Generate a "spectrum" of just the detuning



In [15]:

    
wag = 20000
wbg = 25000
gag = 500
gbg = 5000

points = 500
w1 = np.linspace(15000,30000,points)
w2 = np.linspace(15000,30000,points)

def peak(w1,w2):
    a_diagonal = 1.0/(gag*gag*(w1-wag)*(w1-wag)*gag*gag*(w2-wag)*(w2-wag))
    b_diagonal = 1.0/(gbg*gbg*(w1-wbg)*(w1-wbg)*gbg*gbg*(w2-wbg)*(w2-wbg))
    cross = 1.0/(gag*gag*(w1-wag)*(w1-wag)*gbg*gbg*(w2-wbg)*(w2-wbg))
    return a_diagonal + b_diagonal + cross

zvals = np.empty([points,points])
for i,color1 in enumerate(w1):
    for j,color2 in enumerate(w2):
        zvals[i][j]=peak(color1,color2)
# Take the log to see trends over orders of magnitude
zvals = np.log(zvals)

Plot it



In [18]:

    
levels = np.linspace(np.min(zvals),np.max(zvals),200)

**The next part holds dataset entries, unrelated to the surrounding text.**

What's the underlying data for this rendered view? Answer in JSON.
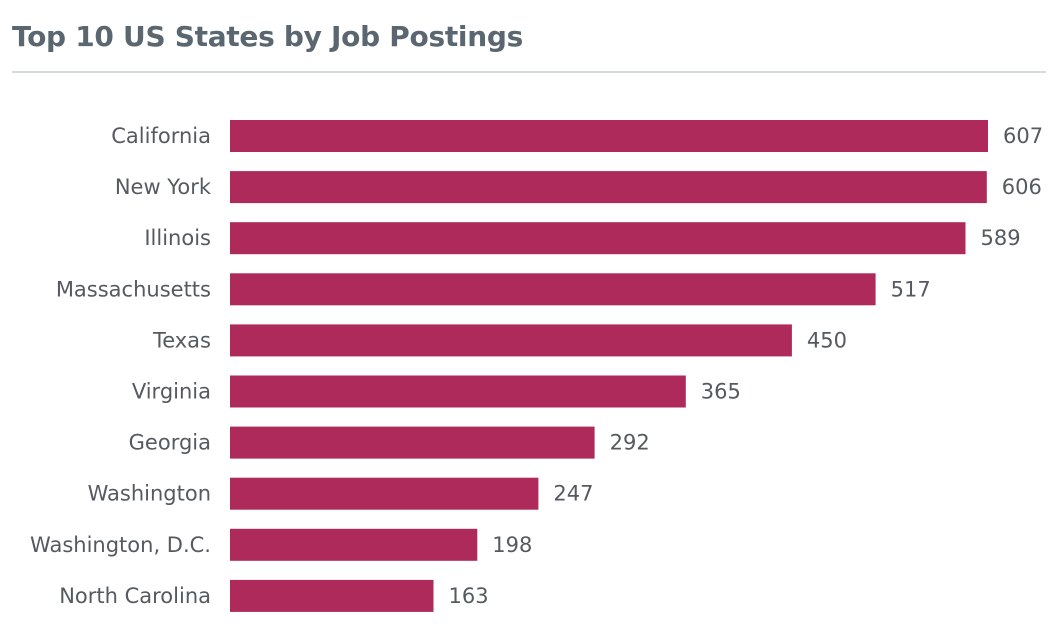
{
  "header": {
    "title": "Top 10 US States by Job Postings"
  },
  "chart_data": {
    "type": "bar",
    "orientation": "horizontal",
    "title": "Top 10 US States by Job Postings",
    "xlabel": "",
    "ylabel": "",
    "grid": false,
    "legend": "none",
    "bar_color": "#ad2a5b",
    "categories": [
      "California",
      "New York",
      "Illinois",
      "Massachusetts",
      "Texas",
      "Virginia",
      "Georgia",
      "Washington",
      "Washington, D.C.",
      "North Carolina"
    ],
    "values": [
      607,
      606,
      589,
      517,
      450,
      365,
      292,
      247,
      198,
      163
    ],
    "xlim": [
      0,
      607
    ]
  }
}
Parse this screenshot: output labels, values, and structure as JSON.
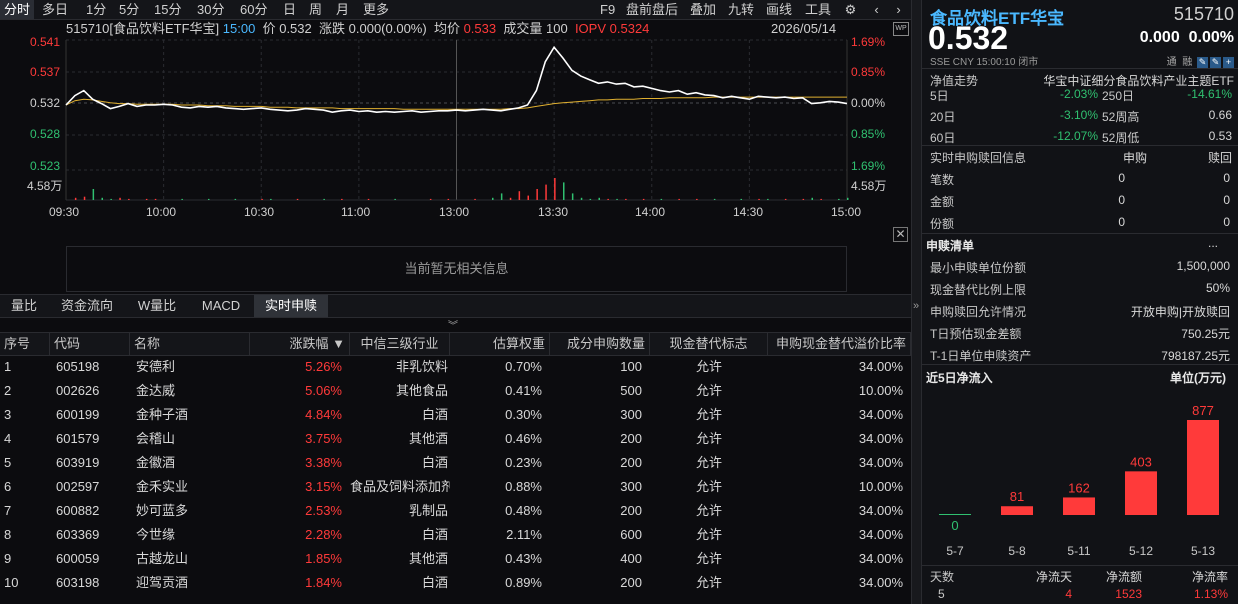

plt.contourf(w1,w2,zvals,levels=levels)
plt.contour(w1,w2,zvals,8,colors='K')
plt.xlabel("w1 (cm^-1)")
plt.ylabel("w2 (cm^-1)")
plt.show()

Now plot slices - diagonal is blue, horizontal at 20000 is green



In [19]:

    
diagonal = np.empty(points)
for i in range(points):
    diagonal[i] = zvals[i][i]
    
horizontal = zvals[len(zvals)/3]

plt.plot(w1,diagonal, color='b')
plt.plot(w1,horizontal, color='g')
plt.xlabel("w1 or w1=w2 (cm^-1)")
plt.ylabel("Log of Detuning")
plt.show()



In [ ]: